Iron ore mine in Western Australia

The Iron Bridge mine is an iron ore mine which opened in 2023 in the Pilbara region of Western Australia, 145 km south of Port Hedland.

The mine is fully owned and operated by Fortescue and is one of several iron ore mines the company operates in the Pilbara, the others being Christmas Creek mine, Cloudbreak mine and the Kings Valley mine and Firetail mine at the Solomon Project.

==Background==
The geology is banded iron formation with reserves of 716 million tonnes of iron ore.

==Construction==
The project suffered from cost explosion, with the latest projection of $4.87 billion being 30 per cent higher than the original estimate. The workforce peaked at 4,000 jobs during construction. Around $330 million were awarded directly to local Traditional Custodian Nyamal businesses.

==Operation==
The 12 grinding rolls use 93 MW to reduce the ore to 80 microns, and 10 grinding mills use 50 MW to further reduce to 35 microns. The powder at 0.028mm is mixed with water to slurry and sent by pipeline 135 km to Port Hedland.

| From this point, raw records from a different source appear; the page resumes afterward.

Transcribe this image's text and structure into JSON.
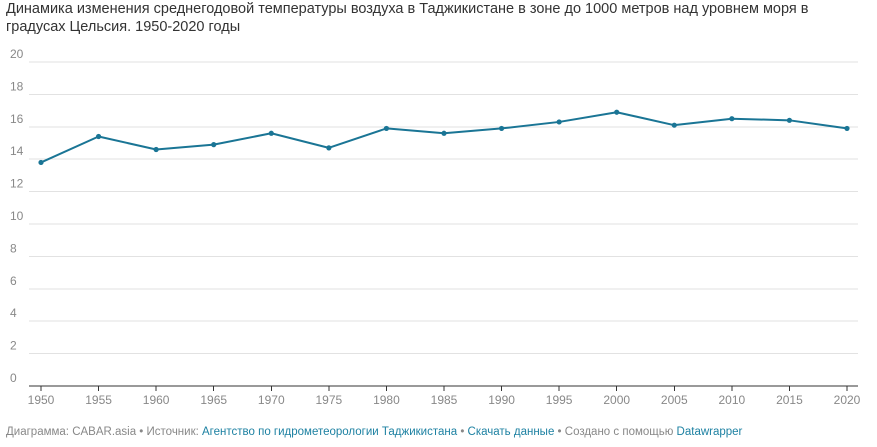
{
  "title": "Динамика изменения среднегодовой температуры воздуха в Таджикистане в зоне до 1000 метров над уровнем моря в градусах Цельсия. 1950-2020 годы",
  "footer": {
    "prefix": "Диаграмма: CABAR.asia • Источник: ",
    "source_link": "Агентство по гидрометеорологии Таджикистана",
    "sep": " • ",
    "download_link": "Скачать данные",
    "created_with": " • Создано с помощью ",
    "tool_link": "Datawrapper"
  },
  "colors": {
    "line": "#1a7595",
    "grid": "#e2e2e2",
    "axis": "#333333",
    "tick_text": "#888888",
    "link": "#1d81a2"
  },
  "chart_data": {
    "type": "line",
    "x": [
      1950,
      1955,
      1960,
      1965,
      1970,
      1975,
      1980,
      1985,
      1990,
      1995,
      2000,
      2005,
      2010,
      2015,
      2020
    ],
    "series": [
      {
        "values": [
          13.8,
          15.4,
          14.6,
          14.9,
          15.6,
          14.7,
          15.9,
          15.6,
          15.9,
          16.3,
          16.9,
          16.1,
          16.5,
          16.4,
          15.9
        ]
      }
    ],
    "xticks": [
      "1950",
      "1955",
      "1960",
      "1965",
      "1970",
      "1975",
      "1980",
      "1985",
      "1990",
      "1995",
      "2000",
      "2005",
      "2010",
      "2015",
      "2020"
    ],
    "yticks": [
      "0",
      "2",
      "4",
      "6",
      "8",
      "10",
      "12",
      "14",
      "16",
      "18",
      "20"
    ],
    "xlim": [
      1950,
      2020
    ],
    "ylim": [
      0,
      20
    ],
    "grid": true,
    "legend": "none"
  }
}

The mine is connected to Fortesque's power grid, and got a 26 MW short-duration battery in 2023, stabilizing the grid. The 100 megawatt North Star Junction solar park opened in 2024 (15 km east of the Great Northern Highway and the Turner River), supplying some of the mine's power. A 50 MW / 250 MWh grid forming battery was ordered in late 2024 for the solar farm, and started operating in January 2026. Fortescue's Pilbara power grid is being expanded with 1.2 GW of solar capacity, 600 MW of wind generation and 4 GWh of storage.

The mine gets 25 billion liters of water per year from the Canning Basin, and also uses return water piped from Port Hedland.

The mine's workforce is around 900 on a fly-in fly-out roster. FIFO arrivals and departures take place at the mine's own airport with a 8,300 ft asphalt runway, 15 km west of the mine.